Unsure of whether to pursue a residency at Children’s Hospital Montefiore, Garry talked to the attending pediatrician. They also spent time working together in a clinic at SUNY Downstate Medical Center, giving Garry a taste of the variety of conditions she’d see at Montefiore. The attending pediatrician encouraged Garry to go for it.

“She said, the more you see in your training, the easier it is in your practice,” Garry said.

Still, Garry was concerned about paying off her student debt. Again, her informal mentor offered advice.

“She said, ‘I had those same loans and I made it work,’” Garry said. “She said base your decision on what makes you happy, not how much money you’ll make.”

Deen said he thinks the mentor program could be effective elsewhere. His work with the American Academy of Family Physicians brings him into contact with medical schools throughout the country. The stigma against primary care is everywhere, he said.

Funding for the mentoring program that put Deen and Xin She together has run out. But mentoring will continue in New York. The program at Albert Einstein School of Medicine recently received a grant that will allow it to continue for another three to four years.

For Xin She, the program did more than convince her to pursue primary care as a profession. After growing up in China and Spain, she came to the U.S. as an undergraduate to study at the University of Pennsylvania.

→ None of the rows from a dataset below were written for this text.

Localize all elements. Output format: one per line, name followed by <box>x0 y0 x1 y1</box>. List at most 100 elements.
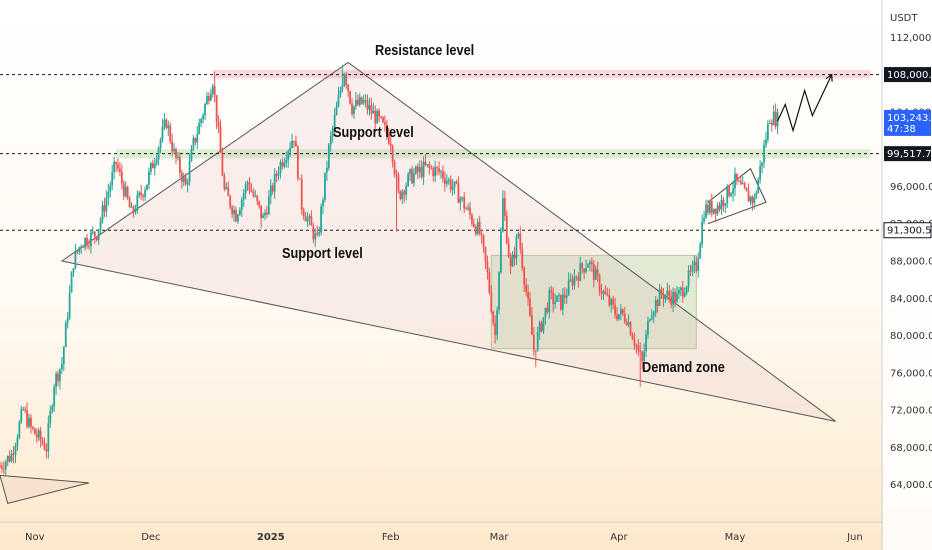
candle-body <box>26 410 28 427</box>
candle-body <box>41 440 44 444</box>
candle-body <box>35 434 38 438</box>
candle-body <box>362 100 365 104</box>
candle-body <box>16 437 19 447</box>
candle-body <box>68 292 71 319</box>
candle-body <box>117 164 119 169</box>
candle-body <box>182 176 185 182</box>
candle-body <box>217 122 220 127</box>
candle-body <box>761 162 763 167</box>
candle-body <box>695 261 698 271</box>
candle-body <box>266 212 268 215</box>
candle-body <box>596 269 599 276</box>
candle-body <box>469 207 471 215</box>
candle-body <box>105 198 108 212</box>
candle-body <box>509 256 512 267</box>
candle-body <box>575 276 578 278</box>
candle-body <box>39 430 42 441</box>
candle-body <box>447 179 450 182</box>
candle-body <box>295 141 297 147</box>
candle-body <box>175 148 177 158</box>
candle-body <box>1 466 3 469</box>
candle-body <box>178 156 181 173</box>
candle-body <box>503 198 506 216</box>
candle-body <box>619 309 622 315</box>
y-tick-label: 72,000.00 <box>890 406 932 417</box>
candle-body <box>403 191 406 195</box>
candle-body <box>430 167 433 169</box>
candle-body <box>765 139 767 145</box>
candle-body <box>701 221 704 245</box>
candle-body <box>592 263 595 280</box>
candle-body <box>724 203 727 206</box>
candle-body <box>30 417 32 428</box>
level-price-tag: 99,517.73 <box>887 149 932 160</box>
candle-body <box>641 352 644 362</box>
candle-body <box>351 103 353 114</box>
x-tick-label: Dec <box>141 532 160 543</box>
candle-body <box>240 199 243 211</box>
candle-body <box>664 295 667 300</box>
y-tick-label: 96,000.00 <box>890 182 932 193</box>
candle-body <box>316 233 319 235</box>
candle-body <box>76 250 79 252</box>
candle-body <box>43 443 46 450</box>
candle-body <box>0 466 1 468</box>
candle-body <box>614 304 616 315</box>
candle-body <box>670 296 673 305</box>
candle-body <box>148 171 150 185</box>
candle-body <box>140 192 143 196</box>
candle-body <box>459 198 462 203</box>
candle-body <box>339 90 342 95</box>
candle-body <box>91 231 94 233</box>
candle-body <box>583 268 586 273</box>
candle-body <box>678 289 680 294</box>
candle-body <box>296 146 299 179</box>
candle-body <box>59 369 61 382</box>
candle-body <box>90 232 92 246</box>
candle-body <box>256 195 259 202</box>
candle-body <box>163 119 166 127</box>
candle-body <box>132 206 135 213</box>
candle-body <box>107 191 110 199</box>
candle-body <box>300 179 303 210</box>
candle-body <box>703 217 705 222</box>
candle-body <box>356 99 359 105</box>
candle-body <box>380 116 382 118</box>
candle-body <box>391 145 394 163</box>
candle-body <box>235 209 237 222</box>
candle-body <box>501 198 504 232</box>
candle-body <box>153 163 156 169</box>
candle-body <box>436 167 439 169</box>
candle-body <box>414 166 417 174</box>
annotation-label: Demand zone <box>642 358 726 376</box>
candle-body <box>262 215 264 219</box>
candle-body <box>14 446 17 455</box>
candle-body <box>474 226 477 234</box>
candle-body <box>413 173 415 184</box>
candle-body <box>749 196 752 202</box>
candle-body <box>610 299 613 305</box>
lower-triangle-pattern <box>0 474 90 504</box>
candle-body <box>527 291 529 299</box>
candle-body <box>728 185 731 196</box>
candle-body <box>312 225 315 240</box>
candle-body <box>774 111 777 127</box>
candle-body <box>267 196 270 215</box>
candle-body <box>693 261 696 266</box>
y-tick-label: 112,000.00 <box>890 33 932 44</box>
candle-body <box>190 148 193 162</box>
candle-body <box>648 319 651 321</box>
candle-body <box>134 210 137 213</box>
x-tick-label: Feb <box>382 532 400 543</box>
candle-body <box>647 320 649 335</box>
candle-body <box>395 174 398 176</box>
candle-body <box>734 173 736 189</box>
candle-body <box>602 291 605 294</box>
candle-body <box>250 190 253 192</box>
candle-body <box>120 171 123 184</box>
candle-body <box>658 289 661 307</box>
candle-body <box>708 201 711 213</box>
candle-body <box>755 193 758 197</box>
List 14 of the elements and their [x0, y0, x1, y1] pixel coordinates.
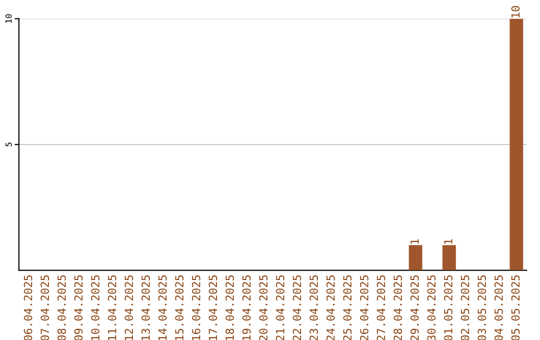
x-tick-label: 15.04.2025: [175, 275, 184, 340]
x-tick-label: 13.04.2025: [141, 275, 150, 340]
x-tick-label: 17.04.2025: [208, 275, 218, 340]
x-tick-label: 10.04.2025: [91, 275, 100, 340]
x-tick-label: 11.04.2025: [108, 275, 116, 340]
x-tick-label: 19.04.2025: [242, 275, 251, 340]
x-tick-label: 18.04.2025: [226, 275, 234, 340]
x-tick-label: 12.04.2025: [124, 275, 134, 340]
x-tick-label: 14.04.2025: [158, 275, 167, 340]
data-label: 1: [444, 239, 452, 244]
data-label: 1: [410, 239, 419, 244]
x-tick-label: 16.04.2025: [192, 275, 200, 340]
y-tick-label: 5: [6, 142, 12, 146]
data-label: 10: [511, 6, 520, 18]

Arriving in New York for medical school was overwhelming at first, but Deen helped her acclimate. They went to the New York Botanical Garden and the Bronx Zoo, and walked around the neighborhoods near Montefiore.

“Just having someone constantly there during your four years is really unique,” Xin She said. “Other medical students, my classmates, really wished they had that.”


*Editor’s note: This article has been amended to make clear that Xin She is affiliated with Montefiore’s Social Pediatrics program.

1 Comment

  1. Darwin Deen
    May 22, 2012

    Very gratifying to have my work highlighted in this way. A few inaccuracies, but that’s par for the course. What is not mentioned at all and should be is that Xin is shown in this highly specialized enviroment, but she is a resident in Montefiore’s Social Pediatrics program which trains physicians to provide care to underserved communities and provides continuity care for pediatric patients in the South Bronx. She is featured because she has decided to do primary care, but putting her in the intensive care setting for photos seems misleading. I’m also not sure that calling it a “specialized version of Family Medicine” is accurate or fair.
    Also, while some specialists work fewer hours, it would be a mistake to generalize in this way. Students are making decisions based on lifestyle factors but a more important issue these days is that doctors (primary care or specialty) are not in control of how many patients they see of how much time they can spend with each patient. That is determined by our reimbursement system which despirately needs an overhaul.